Bombardier has struck a tentative deal to sell five of its new CSeries jets to Iraqi Airways. That brings the total number of firm orders for the plane to 177.

The U.S. government shutdown last month doesn’t seem to have had a lasting impact on small American businesses, according to the WSJ Vistage confidence index. After declining last month to a nine-month low, it’s back in positive territory.

U.S. consumers spent 0.4 per cent more in October, particularly on cars, clothing and furniture. The extra spending helped push retail sales to their highest level in four months.

An index that tracks the number of jobs being advertised online by Canadian companies rose 5.2 per cent in September, the Conference Board of Canada says. That makes up for most of the declines seen since June.

Home sales in Canada fell 3.2 per cent in October from the month before. While not usually a positive sign, analysts say the pullback means less likelihood of a hard landing for the housing market.

North Americans snapped up more than one million Sony PS4 game consoles within 24 hours of launch. At $399 each ($1,000 on eBay), gamers are clearly doing their part to lift the economy out of its funk.

Warren Buffett is betting on Alberta’s oil sands. He has a $3.45-billion stake in Exxon Mobil, which controls Calgary’s Imperial Oil, and a $500-million stake in Suncor Energy.

Bad News

Beijing’s efforts to let the air out of the country’s real estate bubble are failing, with prices at record highs in 70 Chinese cities last month. A crash in the world’s most important emerging market threatens to wheel the global economy back into the emergency ward.

The number of international visitors to Canada has fallen 20 per cent since 2000, according to Deloitte. Not only does that mean less money for hotels, restaurants and attractions, but fewer business connections are being made.

The axe continues to swing at troubled smartphone- maker BlackBerry. It’s laying off another 250 employees at its headquarters in Waterloo, Ont., part of an overall plan to cut 4,500 jobs.

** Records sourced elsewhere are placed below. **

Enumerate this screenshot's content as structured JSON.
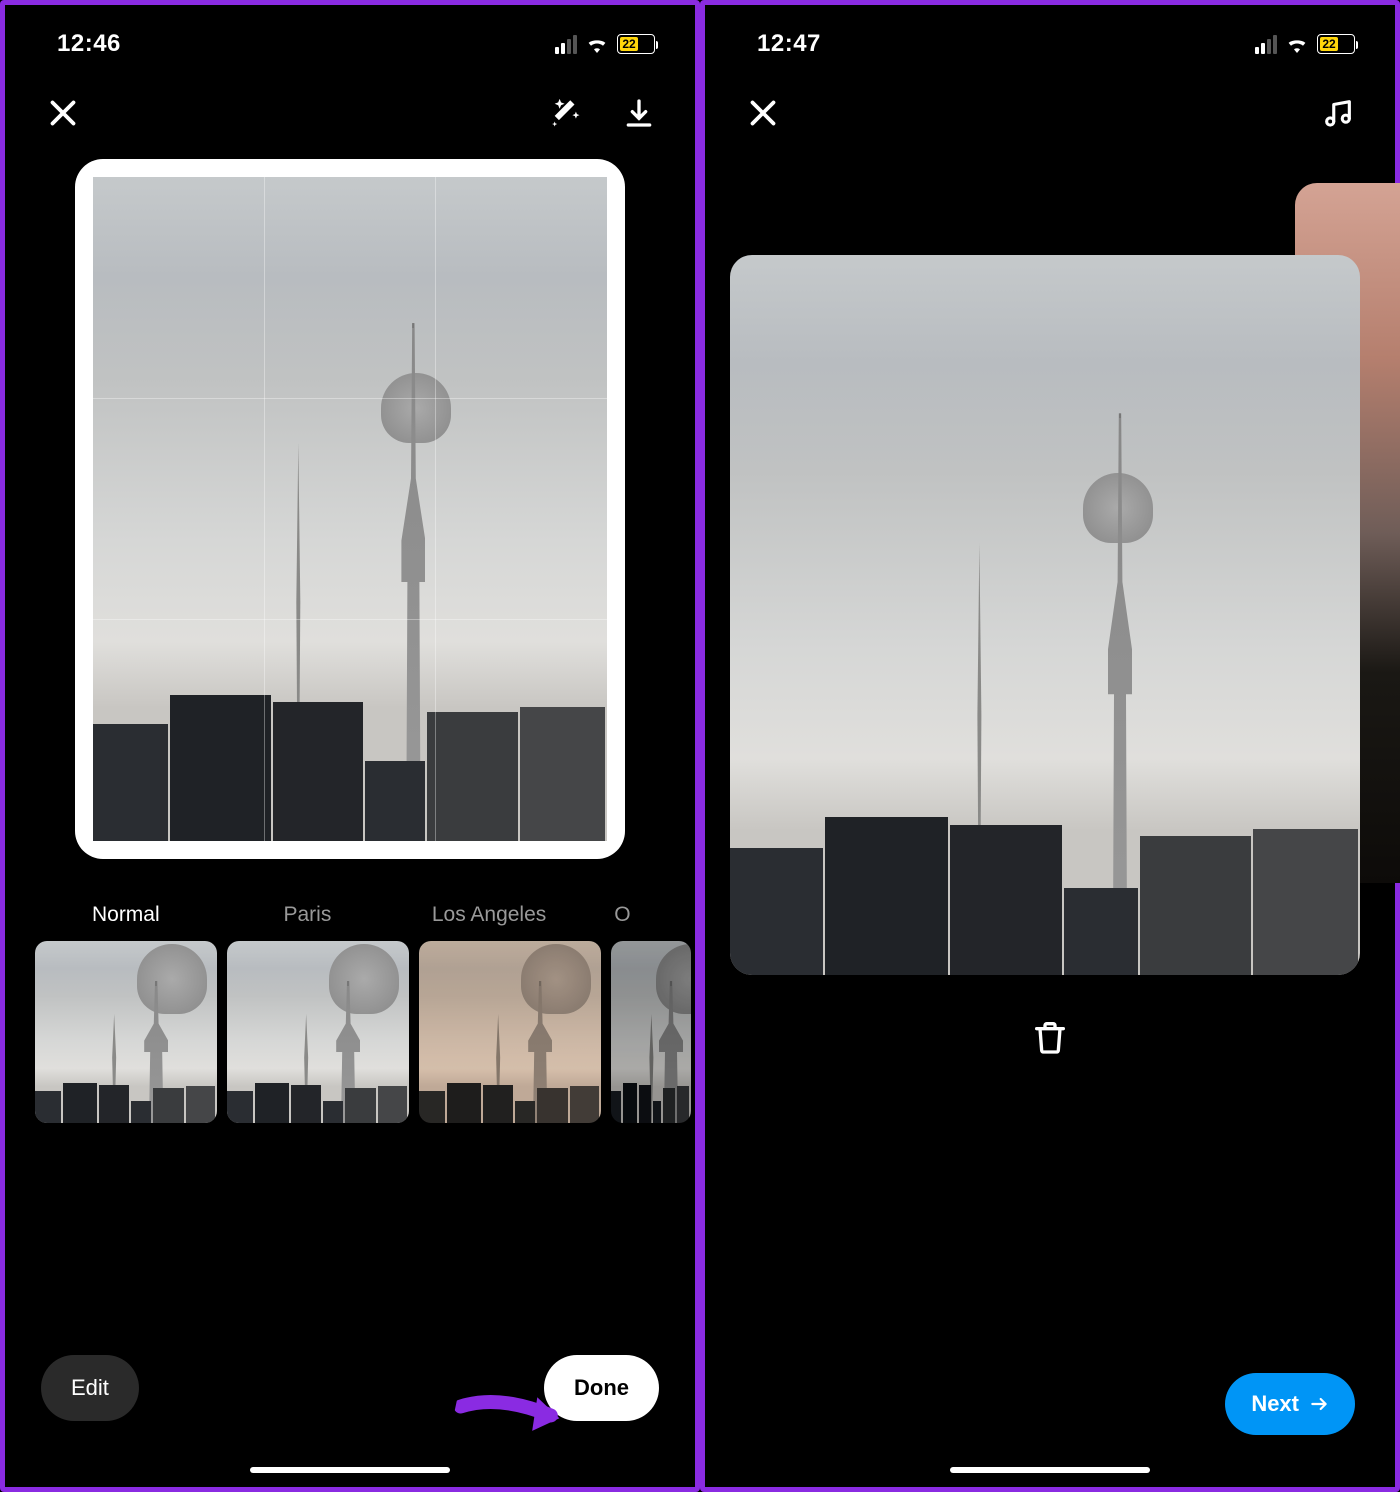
{
  "left": {
    "status": {
      "time": "12:46",
      "battery": "22"
    },
    "filters": [
      {
        "label": "Normal",
        "active": true
      },
      {
        "label": "Paris",
        "active": false
      },
      {
        "label": "Los Angeles",
        "active": false
      },
      {
        "label": "O",
        "active": false
      }
    ],
    "buttons": {
      "edit": "Edit",
      "done": "Done"
    }
  },
  "right": {
    "status": {
      "time": "12:47",
      "battery": "22"
    },
    "buttons": {
      "next": "Next"
    }
  }
}
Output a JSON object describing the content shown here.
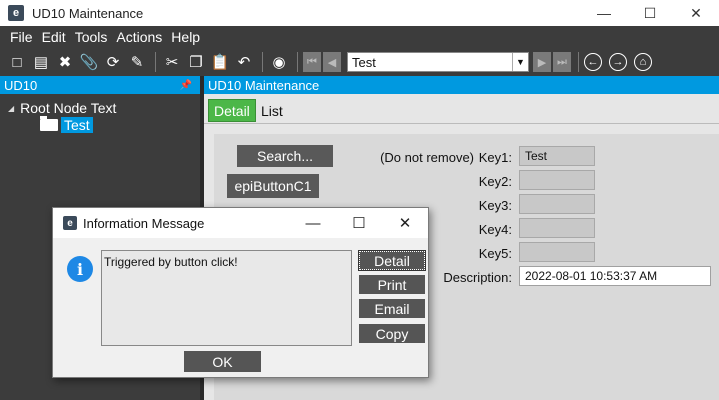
{
  "window": {
    "title": "UD10 Maintenance",
    "logo": "e",
    "controls": [
      "minimize-icon",
      "maximize-icon",
      "close-icon"
    ]
  },
  "menu": [
    "File",
    "Edit",
    "Tools",
    "Actions",
    "Help"
  ],
  "toolbar": {
    "icons": [
      "new-icon",
      "save-icon",
      "delete-icon",
      "attach-icon",
      "refresh-icon",
      "clear-icon",
      "cut-icon",
      "copy-icon",
      "paste-icon",
      "undo-icon",
      "search-binoculars-icon"
    ],
    "navigation_icons": [
      "first-record-icon",
      "previous-record-icon",
      "next-record-icon",
      "last-record-icon"
    ],
    "combo_value": "Test",
    "right_icons": [
      "back-icon",
      "forward-icon",
      "home-icon"
    ]
  },
  "tree": {
    "header": "UD10",
    "root_label": "Root Node Text",
    "child_label": "Test"
  },
  "main": {
    "header": "UD10 Maintenance",
    "tabs": [
      "Detail",
      "List"
    ],
    "search_button": "Search...",
    "epi_button": "epiButtonC1",
    "key1_label_prefix": "(Do not remove)",
    "fields": [
      {
        "label": "Key1:",
        "value": "Test"
      },
      {
        "label": "Key2:",
        "value": ""
      },
      {
        "label": "Key3:",
        "value": ""
      },
      {
        "label": "Key4:",
        "value": ""
      },
      {
        "label": "Key5:",
        "value": ""
      }
    ],
    "description_label": "Description:",
    "description_value": "2022-08-01 10:53:37 AM"
  },
  "dialog": {
    "title": "Information Message",
    "message": "Triggered by button click!",
    "side_buttons": [
      "Detail",
      "Print",
      "Email",
      "Copy"
    ],
    "ok_label": "OK",
    "controls": [
      "minimize-icon",
      "maximize-icon",
      "close-icon"
    ]
  },
  "colors": {
    "accent_blue": "#0099e0",
    "tab_active_green": "#4cb748",
    "dark_chrome": "#3c3c3c",
    "button_dark": "#595959"
  }
}
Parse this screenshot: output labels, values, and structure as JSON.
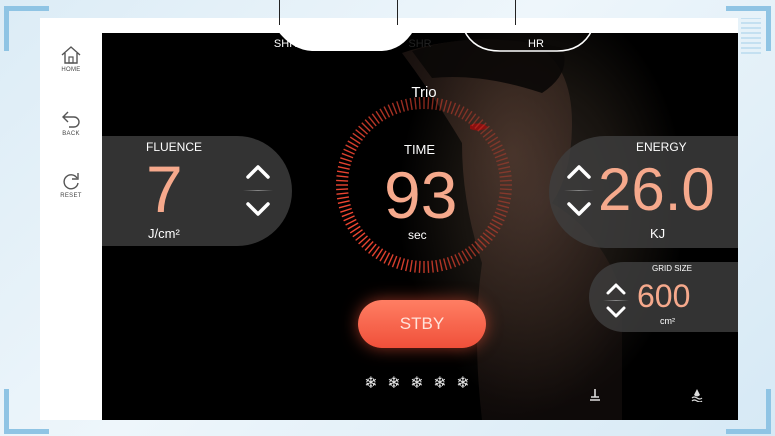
{
  "sidebar": {
    "home_label": "HOME",
    "back_label": "BACK",
    "reset_label": "RESET"
  },
  "tabs": [
    {
      "label": "SHR STACK",
      "active": false
    },
    {
      "label": "SHR",
      "active": true
    },
    {
      "label": "HR",
      "active": false
    }
  ],
  "mode_label": "Trio",
  "fluence": {
    "label": "FLUENCE",
    "value": "7",
    "unit": "J/cm²"
  },
  "time": {
    "label": "TIME",
    "value": "93",
    "unit": "sec"
  },
  "energy": {
    "label": "ENERGY",
    "value": "26.0",
    "unit": "KJ"
  },
  "grid_size": {
    "label": "GRID SIZE",
    "value": "600",
    "unit": "cm²"
  },
  "stby_label": "STBY",
  "cooling_level": {
    "filled": 5,
    "max": 5,
    "icon": "snowflake-icon"
  },
  "colors": {
    "accent": "#f6a98c",
    "button": "#f0503a",
    "frame": "#8fc4e4"
  }
}
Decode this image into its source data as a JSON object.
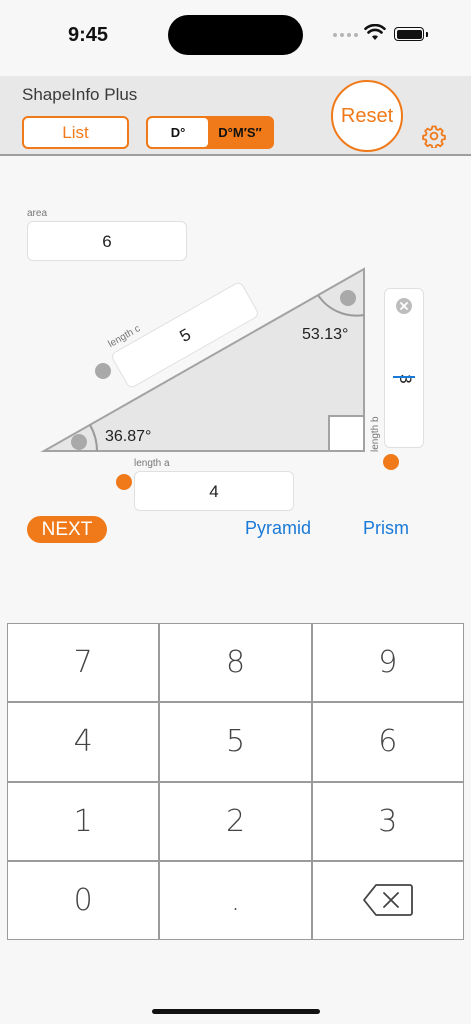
{
  "status": {
    "time": "9:45"
  },
  "header": {
    "title": "ShapeInfo Plus",
    "list_label": "List",
    "degrees_label": "D°",
    "dms_label": "D°M′S″",
    "reset_label": "Reset"
  },
  "fields": {
    "area": {
      "label": "area",
      "value": "6"
    },
    "length_a": {
      "label": "length a",
      "value": "4"
    },
    "length_b": {
      "label": "length b",
      "value": "3"
    },
    "length_c": {
      "label": "length c",
      "value": "5"
    }
  },
  "angles": {
    "top": "53.13°",
    "left": "36.87°"
  },
  "actions": {
    "next_label": "NEXT",
    "pyramid_label": "Pyramid",
    "prism_label": "Prism"
  },
  "keypad": {
    "keys": [
      "7",
      "8",
      "9",
      "4",
      "5",
      "6",
      "1",
      "2",
      "3",
      "0",
      "."
    ]
  },
  "colors": {
    "accent": "#f07a1a",
    "link": "#1a7ad8",
    "triangle_fill": "#e6e6e6"
  },
  "icons": [
    "wifi-icon",
    "battery-icon",
    "gear-icon",
    "clear-icon",
    "backspace-icon"
  ]
}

Nearly half of all Canadian homeowners expect to still be in debt when they hit retirement, a survey from Manulife shows. Yet another sign that today’s cheap interest rates threaten to create tomorrow’s financial perils.

U.S. big-box stores are slashing prices on everything from TVs to toys, in anticipation of a shorter and, potentially, slower holiday shopping season. That’s good for consumers, but bad for corporate profits.

Ketchup giant Heinz plans to close its plant in Leamington, Ont., after more than a century. More than 740 jobs will be lost between now and June, when the last tomato is juiced.

The value of Bitcoins surged to $900 in the wake of U.S. Fed chairman Ben Bernanke’s musings that virtual currencies could be a useful way to conduct transactions in the future. But then they promptly plunged to $600, proving why they’re not so useful today.

Stock Signs

  • Maple Leaf Foods elicited several international bids for its $1.5-billion Canada Bread unit, which makes brands like Dempster’s and Olivieri. The company’s stock hit a six-year high this year as it restructured operations, selling units and closing plants.
  • Edmonton-based AutoCanada, the country’s largest publicly traded auto dealership, has seen its shares nearly double this year, as it announced record profits in the third quarter, citing booming vehicle sales to Alberta’s oil workers.
  • Shares of Sears Canada rose more than seven per cent last week after the company announced it would pay out $509 million in dividends, or $5 a share, injecting cash into Sears’ U.S. parent. The struggling retailer is in the midst of a real estate sell-off, including closing its flagship store in downtown Toronto to stem losses.
  • Barrick Gold’s bondholders have seen the metal industry’s highest returns, as the company works to slash its nearly $15-billion debt. Barrick bonds have returned 2.27 per cent since the start of the month after the company said it would issue $3 billion in new shares and suspend construction on its Pascua-Lama mine in Latin America.